クールな次期社長と愛されオフィス
「だけどもう全て片付いた。難波医院と宇都宮家は昔から関係があってね、そのことを引き合いに出して、亮って奴には金輪際アコに近づくなとしっかり釘を刺しておいた。今までその名前を出すことを拒んでいたけれど、その宇都宮家が今回は役に立ったよ」

湊は受話器の向こうで軽やかに笑った。

私も複雑な心境のまま頷くけれど、亮の一件も私が蒔いた種であることには違いない。

「何から何まで本当にごめんなさい」

胸に手を当てながら呟くように言った。

なんだろう、この胸の苦しさ。

自分のせいでこんなことになってしまったのに、全てを解決して、私を安心させて、そしてこの場を離れていく湊のことを思うと苦しくてどうかなりそうだった。

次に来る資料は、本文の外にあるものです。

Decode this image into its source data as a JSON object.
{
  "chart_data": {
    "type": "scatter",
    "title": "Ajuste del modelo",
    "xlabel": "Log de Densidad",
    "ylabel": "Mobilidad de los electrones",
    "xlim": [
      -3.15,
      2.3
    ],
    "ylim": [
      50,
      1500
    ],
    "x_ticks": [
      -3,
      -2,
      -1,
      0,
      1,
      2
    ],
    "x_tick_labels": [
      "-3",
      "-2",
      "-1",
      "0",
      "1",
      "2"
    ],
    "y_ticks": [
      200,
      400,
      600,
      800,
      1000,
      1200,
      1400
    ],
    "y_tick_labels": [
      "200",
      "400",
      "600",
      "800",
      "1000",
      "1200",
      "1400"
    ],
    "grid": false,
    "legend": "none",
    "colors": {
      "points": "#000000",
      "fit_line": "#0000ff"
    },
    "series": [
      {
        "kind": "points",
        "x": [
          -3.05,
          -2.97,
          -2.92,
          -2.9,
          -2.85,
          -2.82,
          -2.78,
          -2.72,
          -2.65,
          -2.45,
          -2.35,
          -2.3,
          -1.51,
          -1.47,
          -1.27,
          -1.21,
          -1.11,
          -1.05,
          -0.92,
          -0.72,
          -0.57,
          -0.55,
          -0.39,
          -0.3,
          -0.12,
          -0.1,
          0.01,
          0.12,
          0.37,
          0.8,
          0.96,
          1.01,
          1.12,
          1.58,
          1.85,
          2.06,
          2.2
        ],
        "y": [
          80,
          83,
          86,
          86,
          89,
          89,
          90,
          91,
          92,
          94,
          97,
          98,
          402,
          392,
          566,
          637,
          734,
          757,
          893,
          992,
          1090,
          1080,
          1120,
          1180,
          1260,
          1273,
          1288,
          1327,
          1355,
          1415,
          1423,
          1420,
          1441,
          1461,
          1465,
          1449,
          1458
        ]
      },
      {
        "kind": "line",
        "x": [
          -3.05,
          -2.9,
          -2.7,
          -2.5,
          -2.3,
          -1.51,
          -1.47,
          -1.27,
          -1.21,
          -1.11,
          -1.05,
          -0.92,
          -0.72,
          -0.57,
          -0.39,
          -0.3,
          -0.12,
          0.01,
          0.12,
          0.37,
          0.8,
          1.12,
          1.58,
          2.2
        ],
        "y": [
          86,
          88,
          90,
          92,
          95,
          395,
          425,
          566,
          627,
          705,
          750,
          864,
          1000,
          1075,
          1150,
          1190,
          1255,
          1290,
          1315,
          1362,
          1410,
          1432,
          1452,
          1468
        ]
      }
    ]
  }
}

「俺は大丈夫だ。だから謝る必要なんかない。アコは悪くない」

まるで私の心を見透かしたように湊ははっきりと敢えて明るい声で言った。

「次会う時まで、アコは前を向いて自分の夢を追い続けていてほしい」

今、私にできることは、きっとそれしかないんだ。

それが湊にとっての望みなら、私はその思いをしっかりと抱いて歩いていかなくちゃ。

そして、必ずまた湊が戻って来ると信じて待っていよう。

湊の電話が切れた後も、しばらく受話器を耳につけたままその思いを噛みしめていた。

こうして、湊は会社から潔く去っていった。誰にも迷惑かけずに。